Bell installed that Linotype in the “News-Budget” shop in 1911, and many Ladysmith citizens, including some from the “Journal,” the competing paper, stopped by to see this marvelous invention. That early Linotype was traded in for a Model 5 Linotype. A three-magazine Model 14 was added in 1917. The Ladysmith News still has this Linotype, although it is obviously no longer in use.
In 1920, there were six newspapers still publishing in Rusk County. In addition to the “News-Budget” and “Journal” in Ladysmith, there were the “Bruce News-Letter,” the “Glen Flora Star,” the “Hawkins Reporter” and the “Tony Tribune.”

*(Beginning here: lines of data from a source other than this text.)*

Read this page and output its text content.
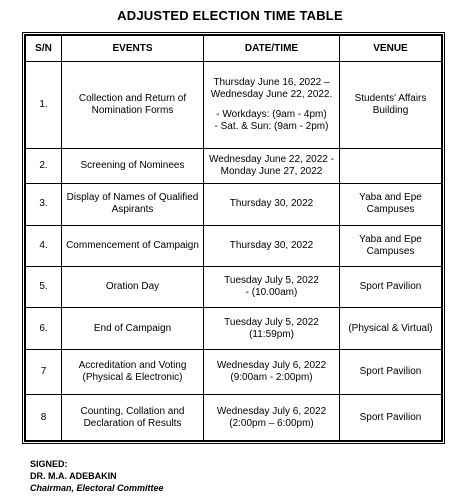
ADJUSTED ELECTION TIME TABLE
S/N	EVENTS	DATE/TIME	VENUE
1.	Collection and Return of
Nomination Forms	Thursday June 16, 2022 –
Wednesday June 22, 2022.
- Workdays: (9am - 4pm)
- Sat. & Sun: (9am - 2pm)	Students' Affairs
Building

2.	Screening of Nominees	Wednesday June 22, 2022 -
Monday June 27, 2022	

3.	Display of Names of Qualified
Aspirants	Thursday 30, 2022	Yaba and Epe
Campuses

4.	Commencement of Campaign	Thursday 30, 2022	Yaba and Epe
Campuses

5.	Oration Day	Tuesday July 5, 2022
- (10.00am)	Sport Pavilion

6.	End of Campaign	Tuesday July 5, 2022
(11:59pm)	(Physical & Virtual)

7	Accreditation and Voting
(Physical & Electronic)	Wednesday July 6, 2022
(9:00am - 2:00pm)	Sport Pavilion

8	Counting, Collation and
Declaration of Results	Wednesday July 6, 2022
(2:00pm – 6:00pm)	Sport Pavilion
SIGNED:
DR. M.A. ADEBAKIN
Chairman, Electoral Committee
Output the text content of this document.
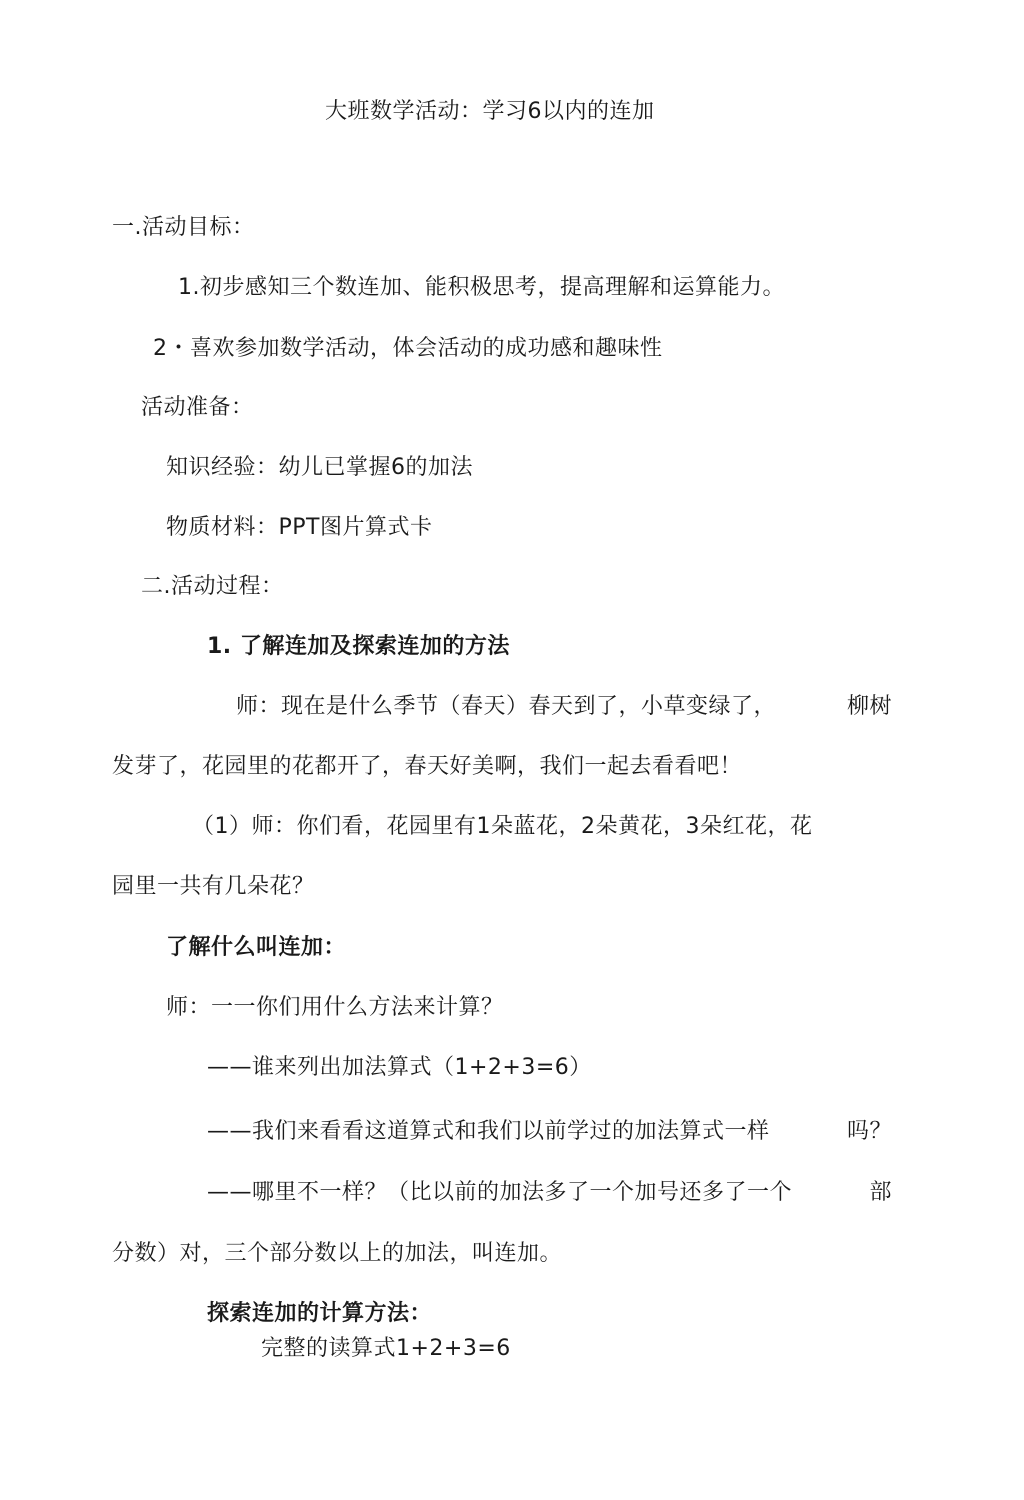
大班数学活动：学习6以内的连加
一.活动目标：
1.初步感知三个数连加、能积极思考，提高理解和运算能力。
2・喜欢参加数学活动，体会活动的成功感和趣味性
活动准备：
知识经验：幼儿已掌握6的加法
物质材料：PPT图片算式卡
二.活动过程：
1. 了解连加及探索连加的方法
师：现在是什么季节（春天）春天到了，小草变绿了，	柳树
发芽了，花园里的花都开了，春天好美啊，我们一起去看看吧！
（1）师：你们看，花园里有1朵蓝花，2朵黄花，3朵红花，花
园里一共有几朵花？
了解什么叫连加：
师：一一你们用什么方法来计算？
——谁来列出加法算式（1+2+3=6）
——我们来看看这道算式和我们以前学过的加法算式一样	吗？
——哪里不一样？（比以前的加法多了一个加号还多了一个	部
分数）对，三个部分数以上的加法，叫连加。
探索连加的计算方法：
完整的读算式1+2+3=6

In 1922, the “News-Budget” made a major addition to its plant, installing a new Premier press.
The two-revolution press, costing upward of $5,000, was truly the premier of the industry at that time. The 12-ton unit was erected in the basement of the “News-Budget” building.
A hole had to be cut in a rear basement wall to fit the press into the buidling. It took nearly two weeks to erect the press and remove “Old Betsy,” as the “News-Budget’s” old press was affectionately known.
The Premier was capable of running 2,000 sheets an hour. Four pages were printed at a time on the press, and then the pages were flipped over and four different pages were printed on the reverse side.
The quality printing produced on this press won the “News-Budget” many awards in both state and national newspaper competition.
In 1927 Bell bought the “Rusk County Journal” from R.W. and E.W. Richardson, who had been operating it since 1920, when they purchased it from D.W. Maloney. The name of the consolidated paper was known as “The Ladysmith News.” Ed Richardson, who had been editor of the “Journal,” took the job of editor of the “News,” a position he held until 1937 and to which he returned on occasion in later years.
Following the merger, Rusk County was left with but three newspapers: “The Ladysmith News,” “The Bruce News-Letter” and “The Hawkins Chronicle.”